Немногим дано в такой ситуации владеть собой. Тем более, что в зале местной школы совместной пресс-конференции ждали сотни журналистов. Но Михаил даже не подумал уклониться от встречи с ними. Ведь там среди них его ждет Раиса. Выйдя к микрофону, поистине с олимпийским спокойствием он заявил: «Отсутствие на пресс-конференции президента США не означает провала переговоров. Работа была плодотворной. Нам удалось заглянуть за горизонт… На этом и закончим пресс-конференцию». Ошеломленные невиданной и неожидаемой выдержкой Михаила, журналисты встали и устроили ему овацию. Раиса стояла среди них и по ее щекам текли слезы. Она смотрела на него и восхищалась произведением своих многолетних усилий.

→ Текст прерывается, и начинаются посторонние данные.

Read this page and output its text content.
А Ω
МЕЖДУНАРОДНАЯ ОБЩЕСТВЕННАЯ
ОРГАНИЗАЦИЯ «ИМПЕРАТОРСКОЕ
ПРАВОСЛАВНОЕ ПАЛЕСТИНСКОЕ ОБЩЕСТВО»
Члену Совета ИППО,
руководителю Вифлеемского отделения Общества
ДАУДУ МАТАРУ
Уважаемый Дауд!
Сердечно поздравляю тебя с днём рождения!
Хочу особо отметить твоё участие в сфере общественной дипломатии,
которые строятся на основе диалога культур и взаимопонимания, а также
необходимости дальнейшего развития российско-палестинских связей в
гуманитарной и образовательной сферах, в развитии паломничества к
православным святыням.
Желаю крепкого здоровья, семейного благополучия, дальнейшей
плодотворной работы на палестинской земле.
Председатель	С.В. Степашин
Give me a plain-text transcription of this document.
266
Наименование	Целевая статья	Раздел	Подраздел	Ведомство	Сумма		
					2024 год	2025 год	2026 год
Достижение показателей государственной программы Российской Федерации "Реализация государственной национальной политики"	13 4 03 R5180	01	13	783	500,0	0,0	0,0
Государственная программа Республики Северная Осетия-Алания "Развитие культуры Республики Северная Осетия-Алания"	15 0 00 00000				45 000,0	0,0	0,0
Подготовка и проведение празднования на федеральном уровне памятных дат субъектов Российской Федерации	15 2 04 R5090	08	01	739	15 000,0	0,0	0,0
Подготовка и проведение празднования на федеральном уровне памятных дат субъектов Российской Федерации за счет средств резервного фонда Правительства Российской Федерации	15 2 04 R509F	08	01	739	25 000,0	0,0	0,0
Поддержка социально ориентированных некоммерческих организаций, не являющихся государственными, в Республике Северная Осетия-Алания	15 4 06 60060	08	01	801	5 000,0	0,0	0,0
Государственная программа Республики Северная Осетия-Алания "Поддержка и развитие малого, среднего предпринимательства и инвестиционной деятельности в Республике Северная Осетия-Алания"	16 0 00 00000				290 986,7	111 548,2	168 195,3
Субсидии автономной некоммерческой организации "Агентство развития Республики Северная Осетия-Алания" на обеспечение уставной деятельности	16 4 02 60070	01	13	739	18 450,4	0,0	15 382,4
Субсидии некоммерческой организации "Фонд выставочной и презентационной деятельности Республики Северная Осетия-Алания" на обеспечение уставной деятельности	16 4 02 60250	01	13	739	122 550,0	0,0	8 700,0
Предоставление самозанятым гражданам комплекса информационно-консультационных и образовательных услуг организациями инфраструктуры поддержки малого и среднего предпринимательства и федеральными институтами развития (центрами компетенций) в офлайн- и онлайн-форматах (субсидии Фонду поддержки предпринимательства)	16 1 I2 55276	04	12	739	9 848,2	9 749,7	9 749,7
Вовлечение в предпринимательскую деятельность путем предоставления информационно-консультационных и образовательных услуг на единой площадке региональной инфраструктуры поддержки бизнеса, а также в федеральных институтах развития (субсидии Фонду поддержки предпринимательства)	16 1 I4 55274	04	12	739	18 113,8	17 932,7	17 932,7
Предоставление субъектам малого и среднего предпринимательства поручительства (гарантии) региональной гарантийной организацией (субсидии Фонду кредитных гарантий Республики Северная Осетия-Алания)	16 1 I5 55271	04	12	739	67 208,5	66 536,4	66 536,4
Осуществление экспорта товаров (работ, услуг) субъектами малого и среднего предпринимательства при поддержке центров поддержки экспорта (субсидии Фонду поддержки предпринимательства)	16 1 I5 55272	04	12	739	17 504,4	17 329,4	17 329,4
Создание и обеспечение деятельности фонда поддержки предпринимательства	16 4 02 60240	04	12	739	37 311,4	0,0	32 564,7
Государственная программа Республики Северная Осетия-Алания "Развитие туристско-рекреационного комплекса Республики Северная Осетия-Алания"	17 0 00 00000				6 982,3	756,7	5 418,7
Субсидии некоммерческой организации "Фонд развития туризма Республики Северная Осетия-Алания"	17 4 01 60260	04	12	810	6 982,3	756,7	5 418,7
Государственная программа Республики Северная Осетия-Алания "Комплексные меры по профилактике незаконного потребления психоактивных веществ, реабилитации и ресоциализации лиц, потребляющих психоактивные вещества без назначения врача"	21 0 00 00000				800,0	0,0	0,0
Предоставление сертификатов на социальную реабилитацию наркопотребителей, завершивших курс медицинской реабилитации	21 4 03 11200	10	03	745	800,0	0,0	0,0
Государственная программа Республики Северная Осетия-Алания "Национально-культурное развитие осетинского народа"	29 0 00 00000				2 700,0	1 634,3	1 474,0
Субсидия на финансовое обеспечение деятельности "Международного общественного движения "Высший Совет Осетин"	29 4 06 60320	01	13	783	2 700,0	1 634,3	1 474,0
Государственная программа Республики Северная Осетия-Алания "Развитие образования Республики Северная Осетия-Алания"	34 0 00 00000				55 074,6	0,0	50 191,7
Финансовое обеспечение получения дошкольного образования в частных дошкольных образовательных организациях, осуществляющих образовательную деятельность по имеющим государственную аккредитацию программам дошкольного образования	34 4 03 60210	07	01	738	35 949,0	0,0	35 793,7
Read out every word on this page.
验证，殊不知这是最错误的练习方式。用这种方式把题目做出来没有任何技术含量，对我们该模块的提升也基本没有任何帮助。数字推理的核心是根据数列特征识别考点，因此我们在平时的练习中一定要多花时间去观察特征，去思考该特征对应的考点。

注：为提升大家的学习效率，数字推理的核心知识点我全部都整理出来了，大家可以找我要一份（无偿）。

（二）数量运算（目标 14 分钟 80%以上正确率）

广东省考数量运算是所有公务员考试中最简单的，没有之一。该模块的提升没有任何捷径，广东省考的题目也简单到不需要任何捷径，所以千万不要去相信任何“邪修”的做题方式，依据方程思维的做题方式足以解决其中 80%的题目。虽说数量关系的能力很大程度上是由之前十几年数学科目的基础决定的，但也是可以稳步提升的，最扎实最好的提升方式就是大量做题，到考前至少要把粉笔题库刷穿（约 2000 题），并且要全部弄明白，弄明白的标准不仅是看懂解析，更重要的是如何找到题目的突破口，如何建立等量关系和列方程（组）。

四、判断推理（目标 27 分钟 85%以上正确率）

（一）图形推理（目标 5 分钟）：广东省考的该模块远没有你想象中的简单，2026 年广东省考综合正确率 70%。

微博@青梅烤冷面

В реальном театре актеры на сцене иногда совершают такие ошибки, которые публика принимает за гениальную сценическую находку режиссера. Так и в политическом театре. Даже полный провал может быть выдан и воспринят как триумф.
Готовясь к первому официальному визиту в Вашингтон, Михаил все чаще думал о проблеме холодной войны. Уже были Женева и Рейкьявик. Но предстоящая встреча с Рейганом на американской земле представлялась особой. Только здесь он мог понять и почувствовать «вживую» настроения не политиков, а простых жителей этой могучей телом и духом страны. Раиса посоветовала для лучшего ее понимания задействовать ученых-американистов, и он поручил директору Института США и Канады Георгию Арбатову составить по этой теме историческую справку и подобрать необходимые материалы. В считанные дни поручение было исполнено. Передавая объемистую папку, академик рекомендовал обратить внимание на малоизвестный в СССР закон США 1959 года. «Принято считать, — заметил он, — началом холодной войны речь Черчилля в Фултоне и интервью Сталина газете «Правда», но некоторые исследователи и политики ведут отсчет от даты принятия этого закона. Посмотрите его содержание и нашу справку, как он принимался».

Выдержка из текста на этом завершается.